Coral jewelry was especially fashionable during the Victorian era, when British women embraced ostentatiously carved cameos, densely designed floral trinkets, and flashy gold, diamond or sapphire-set brooches resembling beetles, bugs or dragonflies. Yet, British journalist G.A. Sala noted in 1868 that coral jewelry “carelessly selected, clumsily set and ignorantly arranged … may become one of the most vulgar and unsightly of all ornaments.” Today, happily, Victorian coral jewelry, which is widely collected, is available in abundance.

Spanish conquistadors introduced fine, red Mediterranean coral to the American Southwest in the 16th century, possibly as rosary beads or ornaments on najas, silver pendants hung on horses’ foreheads to avert the Evil Eye.

Old pawn Zuni sterling silver cuff bracelet, Irene Paylusi, 5⅜ inches round with 1¼-inch gap, 24.9 grams, realized $200 in 2012. Image courtesy of Santa Fe Gallery Auctions and LiveAuctioneers

It was not until much later that Navajo, Hopi and Zuni craftsmen began gem-working commercially. Their inlay work, delicately fashioned from coral combined with bits of turquoise, mother-of-pearl and black jet, often depict traditional tribal images like Rainbird, Sunface and Thunderbird. Alternately, many brooches, bracelets belt buckles, and bolo ties feature restrained, repeating coral beaded patterns. Coral necklaces range from impossibly petite, tube-shaped heishi beads and graduated, horny twigs to plump, shaped and polished cabochons. Contemporary Native creations, such as pins and rings, may dramatically integrate bits of unworked coral into traditional designs.
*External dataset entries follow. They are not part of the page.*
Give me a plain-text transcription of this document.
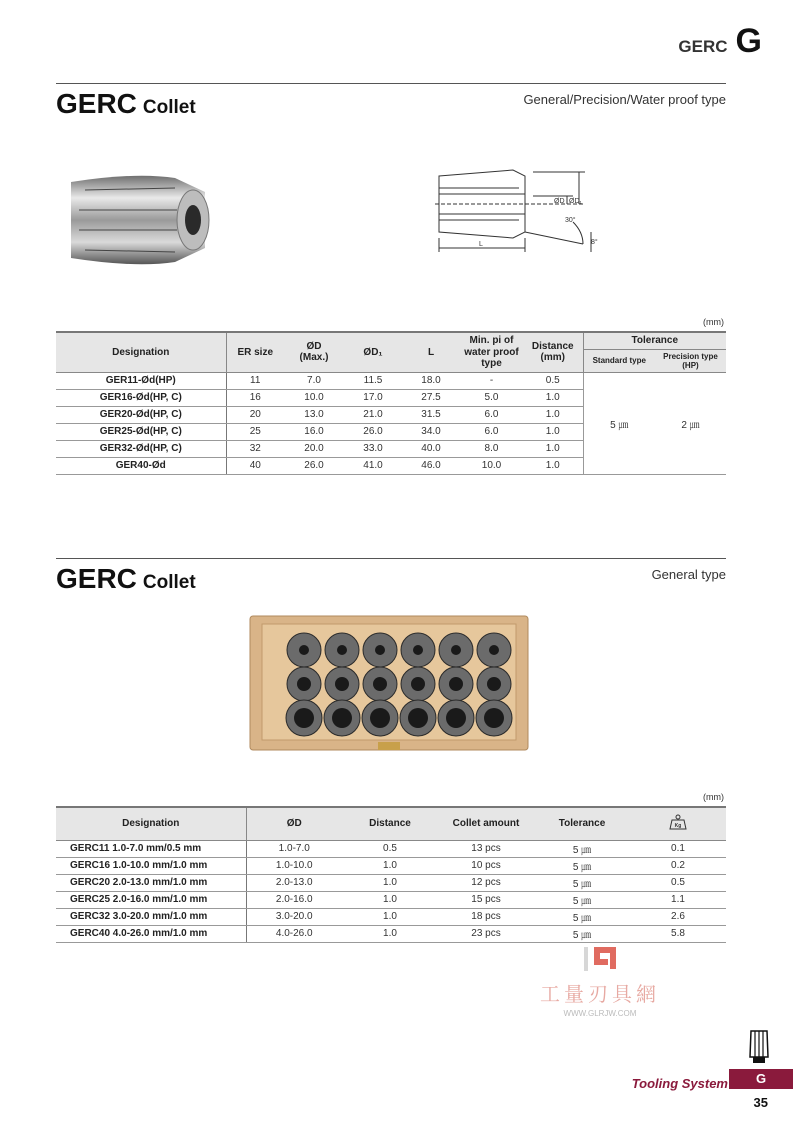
GERC G
GERC Collet	General/Precision/Water proof type
L
ØD ØD₁
30°
8°
(mm)
Designation	ER size	ØD
(Max.)	ØD₁	L	Min. pi of
water proof
type	Distance
(mm)	Tolerance	
							Standard type	Precision type (HP)
GER11-Ød(HP)	11	7.0	11.5	18.0	-	0.5	5 ㎛	2 ㎛
GER16-Ød(HP, C)	16	10.0	17.0	27.5	5.0	1.0		
GER20-Ød(HP, C)	20	13.0	21.0	31.5	6.0	1.0		
GER25-Ød(HP, C)	25	16.0	26.0	34.0	6.0	1.0		
GER32-Ød(HP, C)	32	20.0	33.0	40.0	8.0	1.0		
GER40-Ød	40	26.0	41.0	46.0	10.0	1.0		
GERC Collet	General type
(mm)
Designation	ØD	Distance	Collet amount	Tolerance	Kg

GERC11 1.0-7.0 mm/0.5 mm	1.0-7.0	0.5	13 pcs	5 ㎛	0.1
GERC16 1.0-10.0 mm/1.0 mm	1.0-10.0	1.0	10 pcs	5 ㎛	0.2
GERC20 2.0-13.0 mm/1.0 mm	2.0-13.0	1.0	12 pcs	5 ㎛	0.5
GERC25 2.0-16.0 mm/1.0 mm	2.0-16.0	1.0	15 pcs	5 ㎛	1.1
GERC32 3.0-20.0 mm/1.0 mm	3.0-20.0	1.0	18 pcs	5 ㎛	2.6
GERC40 4.0-26.0 mm/1.0 mm	4.0-26.0	1.0	23 pcs	5 ㎛	5.8
工量刃具網
WWW.GLRJW.COM
Tooling System	G
35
Graduated natural-piece coral necklace with 14K gold linkage, 19½ inches long, realized $125 in 2016, image courtesy. The Popular Auction and LiveAuctioneers

Coral amulets remain popular, as of old. Many Italian men, for instance, carry or wear slightly twisted, horn-shaped coral cornicellos to deflect the Evil Eye. Their wives and daughters may prefer more delicate coral-twig earrings, pins or pendants.

Today, too, enthusiasts scour auctions for authentic precious coral creations – superb sculptures, decorative natural specimens and enticing pieces of jewelry.